Nissan UK sees profits rise - but warns of possible 'long-term' challenges
Nissan has warned any 'substantive change' to the way the UK does business with the rest of the world post-Brexit could jeopardise its UK operation.
The firm employs almost 7,500 people in the UK - the vast majority of them at the Sunderland plant - and supports thousands more jobs in its nationwide supply chain.
New figures for the financial year to the end of March 2016 show Nissan Motor Manufacturing (UK) Ltd - based at the Sunderland factory - increased pre-tax profit by £21million, even though turnover was down.
The firm made a £117million profit before tax, up from £96million in the previous 12 months.

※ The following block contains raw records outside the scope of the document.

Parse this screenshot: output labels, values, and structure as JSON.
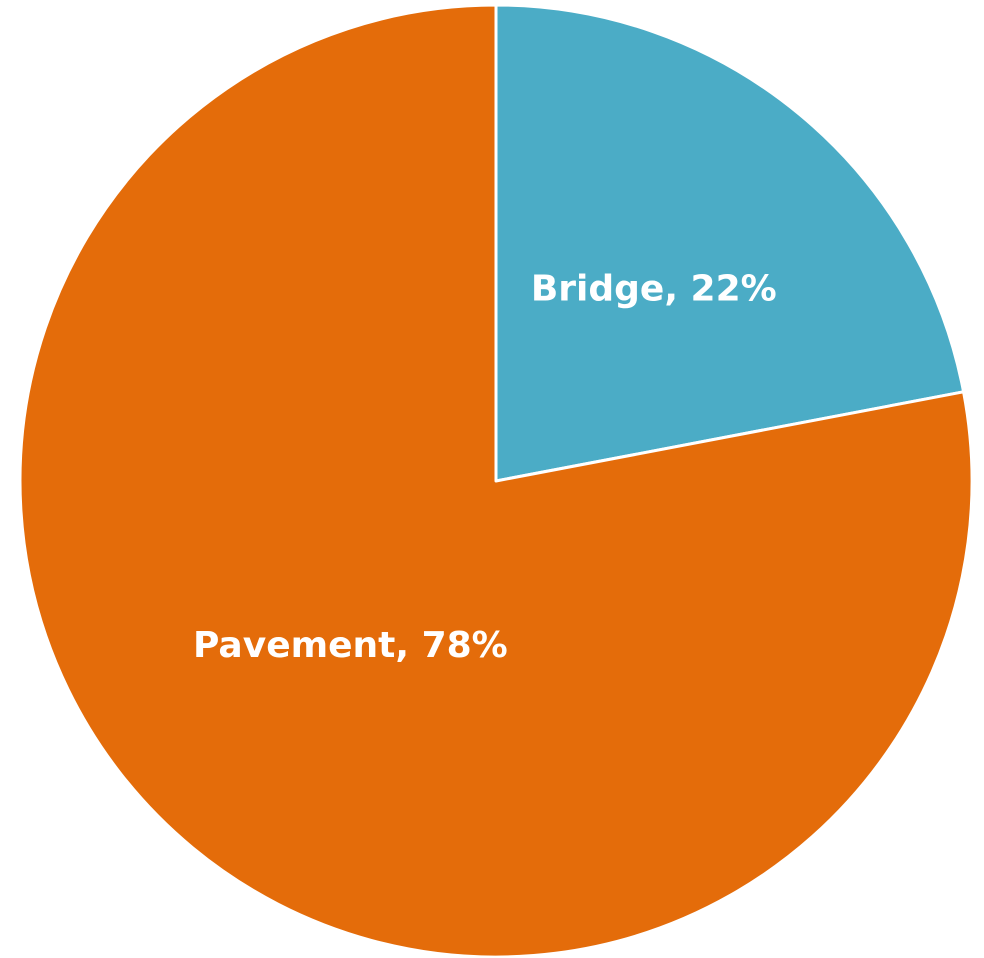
{
  "chart_data": {
    "type": "pie",
    "title": "",
    "slices": [
      {
        "label": "Bridge",
        "value": 22,
        "display": "Bridge, 22%",
        "color": "#4BACC6"
      },
      {
        "label": "Pavement",
        "value": 78,
        "display": "Pavement, 78%",
        "color": "#E46C0A"
      }
    ],
    "start_angle": "12 o'clock",
    "direction": "clockwise",
    "legend": "none",
    "data_labels": "inside"
  }
}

Turnover was £5.18billion, down from £5.26billion to the end of March 2015.
The plant built 478,000 cars during the year, down from 481,000 in 2014/15, with Qashqai still massively popular.

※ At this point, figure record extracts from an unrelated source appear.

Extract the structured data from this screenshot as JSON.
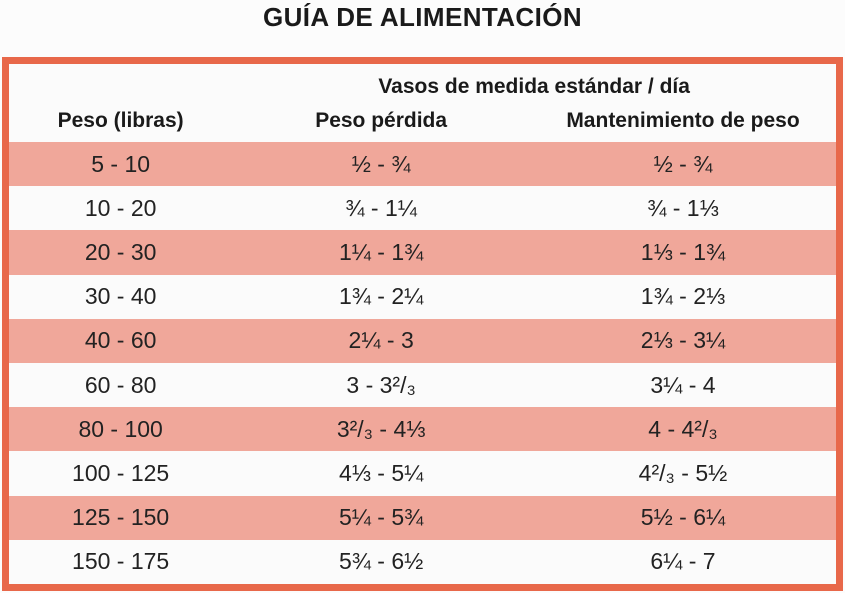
{
  "title": "GUÍA DE ALIMENTACIÓN",
  "chart_data": {
    "type": "table",
    "title": "GUÍA DE ALIMENTACIÓN",
    "span_header": "Vasos de medida estándar / día",
    "columns": [
      "Peso (libras)",
      "Peso pérdida",
      "Mantenimiento de peso"
    ],
    "rows": [
      [
        "5 - 10",
        "½ - ¾",
        "½ - ¾"
      ],
      [
        "10 - 20",
        "¾ - 1¼",
        "¾ - 1⅓"
      ],
      [
        "20 - 30",
        "1¼ - 1¾",
        "1⅓ - 1¾"
      ],
      [
        "30 - 40",
        "1¾ - 2¼",
        "1¾ - 2⅓"
      ],
      [
        "40 - 60",
        "2¼ - 3",
        "2⅓ - 3¼"
      ],
      [
        "60 - 80",
        "3 - 3²/₃",
        "3¼ - 4"
      ],
      [
        "80 - 100",
        "3²/₃ - 4⅓",
        "4 - 4²/₃"
      ],
      [
        "100 - 125",
        "4⅓ - 5¼",
        "4²/₃ - 5½"
      ],
      [
        "125 - 150",
        "5¼ - 5¾",
        "5½ - 6¼"
      ],
      [
        "150 - 175",
        "5¾ - 6½",
        "6¼ - 7"
      ]
    ]
  },
  "colors": {
    "border": "#E8684A",
    "row_pink": "#F0A79A",
    "row_white": "#FBFBFB",
    "text": "#1E1E1E"
  }
}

Nissan built 296,000 of its best-selling model last year, a rise of 6,000, and 116,000 Jukes (down 4,000), while production of the all-electric Leaf held steady year-on-year at 17,000.
Demand for the Note fell substantially, down from 54,000 to 39,000. The plant stopped building the car in September as it stepped up Qashqai production.
Nissan announced earlier this year that it is to build two new models - a third version of the Qashqai and an new X-Trail - on Wearside, after global CEO Carlos Ghosn met Prime Minister Theresa May in Downing Street to seek assurances about the potential effects of the Brexit vote on the future of the car industry.
The annual report warns the biggest threat to the company's long-term future is 'loss of demand for its product' and adds: "The company is committed to maintaining its world class quality, cost, delivery and productivity so that the manufacturing plant and its associated facilities remain competitive and continue to attract investment in new models.
"The company continually monitors the UK competitive environment and any changes to this (whether caused by government, competitor activities, legal cases or similar) could add to the long-term challenges facing the business.
"Any substantive change to the trading arrangements between the UK and the rest of the world could limit the company's competitiveness."